Research predicts food production issues, water scarcity, and economic losses if the Paris goals cannot be reached.

The Paris Agreement’s aim is to strengthen the global response to the threat of climate change by keeping a global temperature rise this century well below 2 degrees Celsius above pre-industrial levels and to pursue efforts to limit the temperature increase even further to 1.5 degrees Celsius.

A group of recent research papers have found that limiting warming to 1.5°C, in the context of sustainable and equitable development, is still possible.

However, the same Paris Agreement themed issue of the Philosophical Transactions of the Royal Society A outlines serious impacts if the effort fails.

One paper examines the extent to which it is still feasible to limit warming to 1.5°C by the end of the century.

“We find that the lower bound of future cumulative CO2 emissions from fossil fuel combustion over the 21st century is 570 billion tCO2 even if we push all levers to reduce emissions to the extreme,” it states.

“This means that in all but the most optimistic assumptions about the remaining 1.5°C CO2 budget the deployment of CDR will be necessary to keep the 1.5°C limit within reach.”

Another reviews the ‘Legal Character and Operational Relevance of the Paris Agreement's Temperature Goal’.

Politically and symbolically, 1.5 °C goal reflects an acknowledgement that the planet's most vulnerable countries and communities consider a temperature rise beyond that limit, as an existential threat.

But the experts say the Paris Agreement falls short of converting the long-term temperature goal into a provision with specific legal force applicable to the actions of individual parties.

“The existential aspirations of the most vulnerable countries that the goal represents will continue to rest on the quality of the political discourse the Paris Agreement is able to create - both internationally and domestically - and on our individual and collective conscience,” it states.

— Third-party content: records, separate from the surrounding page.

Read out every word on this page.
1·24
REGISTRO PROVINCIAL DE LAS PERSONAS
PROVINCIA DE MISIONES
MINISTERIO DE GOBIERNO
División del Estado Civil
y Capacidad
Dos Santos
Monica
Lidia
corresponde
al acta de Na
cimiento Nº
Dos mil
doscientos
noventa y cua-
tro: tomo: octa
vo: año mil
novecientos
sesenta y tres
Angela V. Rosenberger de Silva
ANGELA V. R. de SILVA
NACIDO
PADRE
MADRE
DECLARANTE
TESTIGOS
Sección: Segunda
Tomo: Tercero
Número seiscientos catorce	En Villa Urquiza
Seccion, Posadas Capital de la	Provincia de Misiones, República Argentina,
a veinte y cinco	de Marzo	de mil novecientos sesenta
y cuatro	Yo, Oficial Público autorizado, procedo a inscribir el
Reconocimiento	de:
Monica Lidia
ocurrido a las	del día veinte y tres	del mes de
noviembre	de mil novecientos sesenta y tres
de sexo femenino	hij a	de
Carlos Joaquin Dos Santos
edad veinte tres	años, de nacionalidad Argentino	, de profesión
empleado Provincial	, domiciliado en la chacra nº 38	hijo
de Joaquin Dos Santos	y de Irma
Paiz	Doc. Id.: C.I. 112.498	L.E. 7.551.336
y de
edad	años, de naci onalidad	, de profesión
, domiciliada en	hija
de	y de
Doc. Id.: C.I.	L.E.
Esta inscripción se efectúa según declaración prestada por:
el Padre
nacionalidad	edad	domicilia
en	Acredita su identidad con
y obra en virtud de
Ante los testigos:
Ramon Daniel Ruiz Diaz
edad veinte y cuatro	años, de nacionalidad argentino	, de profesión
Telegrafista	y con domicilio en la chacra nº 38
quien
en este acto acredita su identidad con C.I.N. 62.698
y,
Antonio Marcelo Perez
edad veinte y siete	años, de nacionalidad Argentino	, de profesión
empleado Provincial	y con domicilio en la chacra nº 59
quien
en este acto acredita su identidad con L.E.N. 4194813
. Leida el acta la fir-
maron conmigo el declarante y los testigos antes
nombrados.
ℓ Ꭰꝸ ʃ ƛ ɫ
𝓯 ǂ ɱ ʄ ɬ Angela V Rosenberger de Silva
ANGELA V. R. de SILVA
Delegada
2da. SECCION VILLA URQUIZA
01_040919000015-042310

Scientists have also predicted changes in climate extremes, fresh water availability and vulnerability to food insecurity at 1.5°C and 2°C global warming.

Impacts of 2°C global warming are larger than those of 1.5°C.

“Temperature extremes increase by more than the global average warming. Hydrological impacts such as flooding and drought show complex changes but generally most models project wetter conditions in most areas, with increased flooding risk and, mostly, reduced drought risk,” the paper states.

“However, increased drought risk is still projected by most models in some areas, and by a minority of models in many areas, so should not be overlooked.

“Vegetation productivity is projected to increase, especially if climate sensitivity is relative small and higher concentrations of CO2 are required to reach 1.5C or 2C global warming.”

A separate report found uncertain impacts on economic growth when stabilising global temperatures at 1.5°C or 2°C warming

Using a new set of climate projections and empirical estimates of how climate affects economic growth, experts assessed economic outcomes under 1.5°C and 2°C warming following the Paris Agreement.

“Economic growth under 1.5°C warming is near indistinguishable from current climate conditions, while 2°C warming suggests lower growth rates for a large set of countries,” they said.

“Median projected global average GDP per capita is 5 per cent lower at the end of the century under 2°C warming relative to 1.5°C, and 13 per cent lower than under no additional warming.

“Projected economic losses are greatest in low income countries suggesting increased inequality under future climate change.”

Other studies looked at solar geoengineering as part of an overall strategy for meeting the 1.5°C Paris target.

Solar geoengineering refers to deliberately reducing radiative forcing by reflecting some sunlight back to space, in order to reduce anthropogenic climate changes.

One of the leading ideas is to add aerosols to the stratosphere.

If future mitigation proves insufficient to limit global mean temperatures to less than 1.5°C above preindustrial, “it is plausible that some additional and limited deployment of solar geoengineering could reduce climate damages, as part of an overall strategy to manage climate change risks”, the report found.  

Model projections suggest that a 1.5°C climate achieved with geoengineering is closer to a 1.5°C climate achieved through mitigation alone than either is to a 3°C climate.

Mounting concerns over climate risks above the Paris Agreement temperature targets are increasing calls for atmospheric experiments to test the efficacy of solar geoengineering technologies.

“Researchers and funders eager to move forward with solar geoengineering field experiments should participate in and await the outcomes of meaningful processes of engagement on the risks and implications of solar geoengineering with a broad cross-section of civil society stakeholders and be explicitly open to multiple potential outcomes, including societal rejection of the solar geoengineering research enterprise,” one new paper argues.